I guess that such build-and-run-time dependencies were never officially supported (but they just happened to work), so it wasn’t considered when designing PEP 517/PEP 518.

(Bernat Gabor) #18

I still think build and runtime dependencies should be kept separate. And consider it a feature, rather than bug.

(Jeroen Demeyer) #19

There is a connection with PEP 517 and projects that can't install via wheels too.

The thing breaking install_requires is actually the install-by-wheel feature of pip (not pyproject.toml as I initially thought): older versions of pip used to install packages in the correct order as specified by install_requires (this is actually documented).

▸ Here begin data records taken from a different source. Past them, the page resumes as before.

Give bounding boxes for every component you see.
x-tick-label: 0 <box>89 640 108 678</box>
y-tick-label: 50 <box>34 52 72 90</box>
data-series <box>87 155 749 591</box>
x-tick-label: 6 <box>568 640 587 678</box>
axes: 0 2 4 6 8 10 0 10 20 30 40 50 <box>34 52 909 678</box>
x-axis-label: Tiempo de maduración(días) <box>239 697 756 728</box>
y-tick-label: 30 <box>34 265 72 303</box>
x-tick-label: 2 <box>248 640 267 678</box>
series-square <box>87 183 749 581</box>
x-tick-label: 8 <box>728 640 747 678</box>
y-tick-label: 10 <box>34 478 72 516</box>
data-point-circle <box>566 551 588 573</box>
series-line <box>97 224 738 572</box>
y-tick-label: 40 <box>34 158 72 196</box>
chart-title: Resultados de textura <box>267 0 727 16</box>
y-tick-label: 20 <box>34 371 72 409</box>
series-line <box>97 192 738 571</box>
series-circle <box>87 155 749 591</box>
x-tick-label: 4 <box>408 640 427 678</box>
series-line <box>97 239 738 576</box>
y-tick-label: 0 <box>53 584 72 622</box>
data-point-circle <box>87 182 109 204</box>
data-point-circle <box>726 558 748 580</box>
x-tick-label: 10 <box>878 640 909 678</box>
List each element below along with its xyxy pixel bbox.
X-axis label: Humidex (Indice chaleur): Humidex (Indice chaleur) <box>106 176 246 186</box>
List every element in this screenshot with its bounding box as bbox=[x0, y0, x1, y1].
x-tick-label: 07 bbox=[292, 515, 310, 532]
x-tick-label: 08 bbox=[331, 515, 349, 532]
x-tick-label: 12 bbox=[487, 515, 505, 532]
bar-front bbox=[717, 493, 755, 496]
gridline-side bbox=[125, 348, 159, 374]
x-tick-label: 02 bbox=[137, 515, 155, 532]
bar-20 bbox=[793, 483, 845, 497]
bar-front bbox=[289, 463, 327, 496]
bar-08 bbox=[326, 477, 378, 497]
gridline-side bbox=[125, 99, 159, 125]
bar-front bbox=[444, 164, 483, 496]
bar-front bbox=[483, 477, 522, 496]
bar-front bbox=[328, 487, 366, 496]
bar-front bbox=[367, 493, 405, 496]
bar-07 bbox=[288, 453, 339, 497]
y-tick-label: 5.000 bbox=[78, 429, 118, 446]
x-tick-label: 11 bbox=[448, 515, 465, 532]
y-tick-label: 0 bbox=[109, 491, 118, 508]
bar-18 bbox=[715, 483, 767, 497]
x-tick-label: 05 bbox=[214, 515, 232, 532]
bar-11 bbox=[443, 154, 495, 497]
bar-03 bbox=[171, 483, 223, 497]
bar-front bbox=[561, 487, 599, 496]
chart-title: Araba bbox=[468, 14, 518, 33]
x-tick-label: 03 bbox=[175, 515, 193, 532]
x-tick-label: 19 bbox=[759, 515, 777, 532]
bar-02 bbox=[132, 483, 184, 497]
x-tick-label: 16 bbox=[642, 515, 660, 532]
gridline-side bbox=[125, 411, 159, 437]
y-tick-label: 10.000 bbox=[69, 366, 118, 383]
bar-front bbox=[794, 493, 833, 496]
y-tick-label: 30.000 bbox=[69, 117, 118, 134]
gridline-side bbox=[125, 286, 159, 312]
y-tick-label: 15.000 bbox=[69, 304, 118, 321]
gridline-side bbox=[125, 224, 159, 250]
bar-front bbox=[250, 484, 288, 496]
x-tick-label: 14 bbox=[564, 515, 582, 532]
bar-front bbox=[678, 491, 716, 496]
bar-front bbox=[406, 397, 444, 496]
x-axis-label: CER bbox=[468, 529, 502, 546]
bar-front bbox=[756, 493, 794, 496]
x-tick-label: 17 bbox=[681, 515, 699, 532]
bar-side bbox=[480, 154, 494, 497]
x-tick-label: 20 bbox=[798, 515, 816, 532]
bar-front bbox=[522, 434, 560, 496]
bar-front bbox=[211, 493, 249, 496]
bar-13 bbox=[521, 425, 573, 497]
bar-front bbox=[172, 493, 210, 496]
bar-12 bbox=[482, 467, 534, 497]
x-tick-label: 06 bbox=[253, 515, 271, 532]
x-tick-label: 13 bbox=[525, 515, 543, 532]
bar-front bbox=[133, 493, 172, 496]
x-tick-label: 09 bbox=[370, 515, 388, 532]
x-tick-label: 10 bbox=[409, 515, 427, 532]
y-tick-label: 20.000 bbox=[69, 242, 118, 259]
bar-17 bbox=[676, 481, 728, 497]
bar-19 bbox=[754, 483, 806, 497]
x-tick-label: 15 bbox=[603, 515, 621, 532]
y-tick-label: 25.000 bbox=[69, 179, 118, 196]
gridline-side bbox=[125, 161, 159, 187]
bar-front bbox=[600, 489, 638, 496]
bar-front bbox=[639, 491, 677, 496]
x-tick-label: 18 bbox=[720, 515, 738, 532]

Newer versions that install by wheels no longer do this: wheels are built in a random order and then installed. (this doesn’t break anything for the moment because pip still falls back to the classic installation if building a wheel fails)

(Nathaniel J. Smith) #20

I would say, it was design decisions taken to reduce the chance of it working by accident, in order to increase to the chances of it working on purpose.

“You can’t install this package unless you already have numpy installed” was definitely a case that we had in mind and wanted to get rid of.

This isn’t really workable. It breaks circular dependencies, and packages that can coexist at runtime often have conflicting build-requirements.

I’m sorry if I’m missing the point of what you’re saying. But so far I’m still not seeing any design problems.